Actor fired in Chris Langham theatre spat
Chris Langham, the comic actor and writer who spent 10 months in jail for downloading child pornography, secretly helped rewrite a West End play about the rock musician Ian Dury last year. The news became public today when it was revealed by the London Evening Standard that he had fallen out with one of the actors, Jud Charlton, over changes in the script.
The alterations Langham made to the play, Hit Me! The Life And Rhymes Of Ian Dury, did not meet with Charlton's approval. The pair rowed, and the show's producers, siding with Langham, sacked the actor.
Charlton, 40, told the Standard: "I was very unhappy with the script that Chris Langham wrote. I had an argument with him, and he questioned my reputation, which I thought was completely hypocritical.
"It was mind-blowing that he couldn't see the irony, given his past. I made it clear that I didn't want to work with him and his new script, which I thought was disrespectful to Ian Dury, and for that I was sacked."
The show, which tells the story of the Blockheads singer who died of cancer in 2000, transferred to the Leicester Square Theatre this week after a successful run at the Courtyard Theatre in Shoreditch.
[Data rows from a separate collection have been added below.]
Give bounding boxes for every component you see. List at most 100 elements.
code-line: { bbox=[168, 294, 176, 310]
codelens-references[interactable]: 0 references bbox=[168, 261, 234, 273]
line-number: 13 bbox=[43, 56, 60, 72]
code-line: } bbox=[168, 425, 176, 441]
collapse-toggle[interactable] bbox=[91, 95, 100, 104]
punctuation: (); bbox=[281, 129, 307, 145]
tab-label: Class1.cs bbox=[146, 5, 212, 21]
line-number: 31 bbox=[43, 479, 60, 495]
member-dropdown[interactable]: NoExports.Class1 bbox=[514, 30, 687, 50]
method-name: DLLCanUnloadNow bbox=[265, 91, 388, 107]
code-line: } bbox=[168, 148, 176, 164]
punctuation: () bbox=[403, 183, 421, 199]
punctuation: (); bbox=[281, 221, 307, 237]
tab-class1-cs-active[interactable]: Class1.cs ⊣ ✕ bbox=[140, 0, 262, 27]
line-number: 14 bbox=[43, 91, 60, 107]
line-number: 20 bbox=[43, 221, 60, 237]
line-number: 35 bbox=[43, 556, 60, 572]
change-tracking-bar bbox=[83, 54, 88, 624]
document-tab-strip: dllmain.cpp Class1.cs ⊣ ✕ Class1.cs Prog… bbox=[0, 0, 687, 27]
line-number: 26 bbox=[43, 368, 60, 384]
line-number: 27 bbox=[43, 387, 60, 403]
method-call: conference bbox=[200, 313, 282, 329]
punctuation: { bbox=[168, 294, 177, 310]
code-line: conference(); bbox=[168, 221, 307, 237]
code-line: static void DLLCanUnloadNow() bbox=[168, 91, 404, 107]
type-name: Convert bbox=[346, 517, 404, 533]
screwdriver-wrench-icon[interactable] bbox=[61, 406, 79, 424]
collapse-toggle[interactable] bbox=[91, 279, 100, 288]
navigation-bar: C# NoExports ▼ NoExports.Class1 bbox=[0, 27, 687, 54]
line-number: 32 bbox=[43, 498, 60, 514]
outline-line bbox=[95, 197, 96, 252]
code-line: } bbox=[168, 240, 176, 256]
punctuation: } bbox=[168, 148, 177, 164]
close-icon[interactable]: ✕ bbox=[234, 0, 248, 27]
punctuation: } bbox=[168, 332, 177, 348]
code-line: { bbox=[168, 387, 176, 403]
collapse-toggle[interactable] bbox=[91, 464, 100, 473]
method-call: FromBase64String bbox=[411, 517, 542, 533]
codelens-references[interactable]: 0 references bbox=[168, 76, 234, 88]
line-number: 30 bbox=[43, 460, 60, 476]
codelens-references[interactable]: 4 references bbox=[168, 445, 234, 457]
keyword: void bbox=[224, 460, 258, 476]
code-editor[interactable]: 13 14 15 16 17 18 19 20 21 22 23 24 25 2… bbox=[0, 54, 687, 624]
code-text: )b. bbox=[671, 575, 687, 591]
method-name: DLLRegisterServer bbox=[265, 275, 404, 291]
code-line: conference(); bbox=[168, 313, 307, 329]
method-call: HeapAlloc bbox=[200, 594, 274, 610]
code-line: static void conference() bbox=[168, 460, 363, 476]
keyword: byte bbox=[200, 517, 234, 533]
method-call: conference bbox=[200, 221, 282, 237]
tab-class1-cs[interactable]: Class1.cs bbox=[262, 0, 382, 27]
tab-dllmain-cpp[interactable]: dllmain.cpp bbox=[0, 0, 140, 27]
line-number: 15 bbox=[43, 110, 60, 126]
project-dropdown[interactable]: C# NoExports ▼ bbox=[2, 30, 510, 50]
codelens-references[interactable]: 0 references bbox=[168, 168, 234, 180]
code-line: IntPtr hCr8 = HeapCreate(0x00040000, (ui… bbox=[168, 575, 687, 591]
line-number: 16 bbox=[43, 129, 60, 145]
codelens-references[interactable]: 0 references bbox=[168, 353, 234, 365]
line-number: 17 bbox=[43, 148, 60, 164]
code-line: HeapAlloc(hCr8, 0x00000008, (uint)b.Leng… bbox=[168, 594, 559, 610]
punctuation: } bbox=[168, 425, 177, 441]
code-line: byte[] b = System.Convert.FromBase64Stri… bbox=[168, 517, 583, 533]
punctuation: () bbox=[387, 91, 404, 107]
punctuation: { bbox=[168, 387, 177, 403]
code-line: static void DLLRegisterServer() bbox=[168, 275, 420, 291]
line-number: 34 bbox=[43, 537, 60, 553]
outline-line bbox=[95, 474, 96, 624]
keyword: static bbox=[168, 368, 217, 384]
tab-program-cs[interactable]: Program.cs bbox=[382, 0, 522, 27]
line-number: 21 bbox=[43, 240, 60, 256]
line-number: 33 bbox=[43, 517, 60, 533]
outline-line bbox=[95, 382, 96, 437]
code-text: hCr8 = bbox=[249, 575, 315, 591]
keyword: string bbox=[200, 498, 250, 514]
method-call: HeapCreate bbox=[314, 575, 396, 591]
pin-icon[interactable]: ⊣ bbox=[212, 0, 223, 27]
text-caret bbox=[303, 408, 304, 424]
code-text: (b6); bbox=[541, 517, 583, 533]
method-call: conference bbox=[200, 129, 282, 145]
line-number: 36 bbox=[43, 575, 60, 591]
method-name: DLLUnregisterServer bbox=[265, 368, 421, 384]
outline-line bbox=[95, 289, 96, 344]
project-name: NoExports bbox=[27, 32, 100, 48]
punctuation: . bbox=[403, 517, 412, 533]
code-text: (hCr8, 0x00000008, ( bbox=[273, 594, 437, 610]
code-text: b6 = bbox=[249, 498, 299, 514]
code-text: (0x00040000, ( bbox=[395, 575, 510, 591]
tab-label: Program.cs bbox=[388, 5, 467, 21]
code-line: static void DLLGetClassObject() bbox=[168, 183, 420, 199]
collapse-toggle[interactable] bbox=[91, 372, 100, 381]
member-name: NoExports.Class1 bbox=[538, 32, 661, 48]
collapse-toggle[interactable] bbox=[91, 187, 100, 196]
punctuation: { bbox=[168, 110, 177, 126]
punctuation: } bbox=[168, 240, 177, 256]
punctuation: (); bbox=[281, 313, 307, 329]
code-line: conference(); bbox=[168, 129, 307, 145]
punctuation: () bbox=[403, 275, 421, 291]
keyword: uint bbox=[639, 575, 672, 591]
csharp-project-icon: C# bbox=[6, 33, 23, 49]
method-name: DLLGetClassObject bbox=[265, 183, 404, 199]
Irving Rappaport, the producer, brought in Langham last month to work with the show's original writer and director Jeff Merrifield. Several key people associated are said to have objected to the move.
Charlton said: "After I said that I wouldn't work with Chris, straight away Jeff Merrifield and Irving Rappaport talked about recasting the part. I spent Christmas trying to get the show back to what it was, but couldn't work with Chris Langham over what he had written. It simply didn't work and he added all these crude jokes. What was a celebration of Ian Dury and the Blockheads has turned into a character assassination."